It is possible to write complex and performant programs without allocating memory.

And in some languages, where you only operate on values, and never worry about where something is stored, allocation is just an implementation detail.

> It is possible to write complex and performant programs without allocating memory.

I assume you mean by only allocating on the stack? Those are still allocations. It's just someone else doing it for you.

> And in some languages, where you only operate on values, and never worry about where something is stored, allocation is just an implementation detail.

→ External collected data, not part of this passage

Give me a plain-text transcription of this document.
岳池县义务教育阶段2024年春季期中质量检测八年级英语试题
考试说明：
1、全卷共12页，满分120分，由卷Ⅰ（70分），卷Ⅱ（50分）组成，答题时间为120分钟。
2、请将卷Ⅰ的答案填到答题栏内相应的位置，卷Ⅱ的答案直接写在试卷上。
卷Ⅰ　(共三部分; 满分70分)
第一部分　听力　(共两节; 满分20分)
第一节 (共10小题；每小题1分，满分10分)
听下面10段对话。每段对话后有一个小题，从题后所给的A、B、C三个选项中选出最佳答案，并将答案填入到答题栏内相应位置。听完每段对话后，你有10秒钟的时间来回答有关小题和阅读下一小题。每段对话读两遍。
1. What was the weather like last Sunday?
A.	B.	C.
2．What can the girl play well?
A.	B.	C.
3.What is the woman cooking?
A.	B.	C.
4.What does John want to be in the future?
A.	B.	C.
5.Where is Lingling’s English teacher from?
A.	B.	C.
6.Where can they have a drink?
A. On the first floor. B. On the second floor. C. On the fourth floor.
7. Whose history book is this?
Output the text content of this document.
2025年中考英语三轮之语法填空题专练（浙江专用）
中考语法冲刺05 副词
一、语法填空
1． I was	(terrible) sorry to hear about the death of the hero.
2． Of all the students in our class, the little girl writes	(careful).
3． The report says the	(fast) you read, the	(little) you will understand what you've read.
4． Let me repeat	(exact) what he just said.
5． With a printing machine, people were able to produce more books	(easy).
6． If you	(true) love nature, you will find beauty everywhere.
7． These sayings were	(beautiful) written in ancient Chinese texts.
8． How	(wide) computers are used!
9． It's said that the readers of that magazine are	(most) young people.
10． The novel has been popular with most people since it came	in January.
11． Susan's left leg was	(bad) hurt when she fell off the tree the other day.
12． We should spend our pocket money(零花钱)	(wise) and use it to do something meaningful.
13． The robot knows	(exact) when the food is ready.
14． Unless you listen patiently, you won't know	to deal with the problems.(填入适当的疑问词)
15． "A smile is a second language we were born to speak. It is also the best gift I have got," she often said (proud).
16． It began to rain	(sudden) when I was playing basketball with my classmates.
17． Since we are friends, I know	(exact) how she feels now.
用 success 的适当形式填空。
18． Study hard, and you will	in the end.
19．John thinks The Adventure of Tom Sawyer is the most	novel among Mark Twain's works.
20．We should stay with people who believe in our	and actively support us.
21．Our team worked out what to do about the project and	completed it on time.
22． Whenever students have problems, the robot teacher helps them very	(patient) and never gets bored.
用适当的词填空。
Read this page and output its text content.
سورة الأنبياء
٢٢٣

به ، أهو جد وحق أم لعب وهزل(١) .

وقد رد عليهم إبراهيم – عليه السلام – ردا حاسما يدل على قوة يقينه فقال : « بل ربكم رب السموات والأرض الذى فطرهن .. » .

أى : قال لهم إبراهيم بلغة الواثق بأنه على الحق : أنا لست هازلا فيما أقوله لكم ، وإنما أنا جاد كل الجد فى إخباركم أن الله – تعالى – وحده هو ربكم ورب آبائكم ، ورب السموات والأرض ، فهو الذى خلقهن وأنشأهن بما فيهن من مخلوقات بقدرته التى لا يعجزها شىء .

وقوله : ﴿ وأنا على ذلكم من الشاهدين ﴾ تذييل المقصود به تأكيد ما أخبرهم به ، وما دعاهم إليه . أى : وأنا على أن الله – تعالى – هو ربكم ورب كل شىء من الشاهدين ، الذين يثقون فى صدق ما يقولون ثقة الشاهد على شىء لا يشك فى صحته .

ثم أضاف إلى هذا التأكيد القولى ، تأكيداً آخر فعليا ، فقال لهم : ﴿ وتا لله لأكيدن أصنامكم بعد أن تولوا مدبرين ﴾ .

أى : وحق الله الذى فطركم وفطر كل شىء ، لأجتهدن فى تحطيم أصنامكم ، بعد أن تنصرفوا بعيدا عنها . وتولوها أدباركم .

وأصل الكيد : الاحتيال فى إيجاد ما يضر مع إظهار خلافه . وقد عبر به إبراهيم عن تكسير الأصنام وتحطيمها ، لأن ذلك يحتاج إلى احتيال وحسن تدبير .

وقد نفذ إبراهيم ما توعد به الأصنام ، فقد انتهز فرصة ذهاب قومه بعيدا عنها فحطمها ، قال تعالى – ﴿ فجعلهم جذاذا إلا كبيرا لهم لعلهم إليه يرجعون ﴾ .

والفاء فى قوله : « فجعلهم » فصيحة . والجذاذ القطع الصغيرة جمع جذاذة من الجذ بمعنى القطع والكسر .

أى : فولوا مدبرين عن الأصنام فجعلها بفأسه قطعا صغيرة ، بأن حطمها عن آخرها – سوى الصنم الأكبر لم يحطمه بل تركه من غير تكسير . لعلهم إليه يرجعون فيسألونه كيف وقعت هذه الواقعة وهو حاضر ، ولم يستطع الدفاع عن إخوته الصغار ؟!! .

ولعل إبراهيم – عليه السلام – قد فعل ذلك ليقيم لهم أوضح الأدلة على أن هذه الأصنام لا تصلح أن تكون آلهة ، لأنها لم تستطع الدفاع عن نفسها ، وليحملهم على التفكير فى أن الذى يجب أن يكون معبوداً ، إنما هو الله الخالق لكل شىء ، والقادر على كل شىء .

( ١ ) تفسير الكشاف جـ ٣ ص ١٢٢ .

Again, that's someone else deciding what to allocate where and how to handle the pointers etc. Don't get me wrong, I very much appreciate FP, as long as I do information processing, but alot of programming doesn't deal in abstract values but in actual memory, for example functional programming language compilers.

That's... not true?

Example in C:

void fun(void) {

    int a[16];

    for (int i = 0; i < sizeof(a); i++)
    {
        a[i] = 1;
    }
}

I have allocated and referred to memory without pointers here.

in some form or another is the key to their point.

Here's something to try at home .. exactly your code save for this change:

    i[a] = 1;
... guess what, still compiles, still works !!

WTF ??? you ask, well, you see, X[Y] is just syntactic sugar for X+Y - it's a pointer operation disguised to look like a rose (but it smells just the same).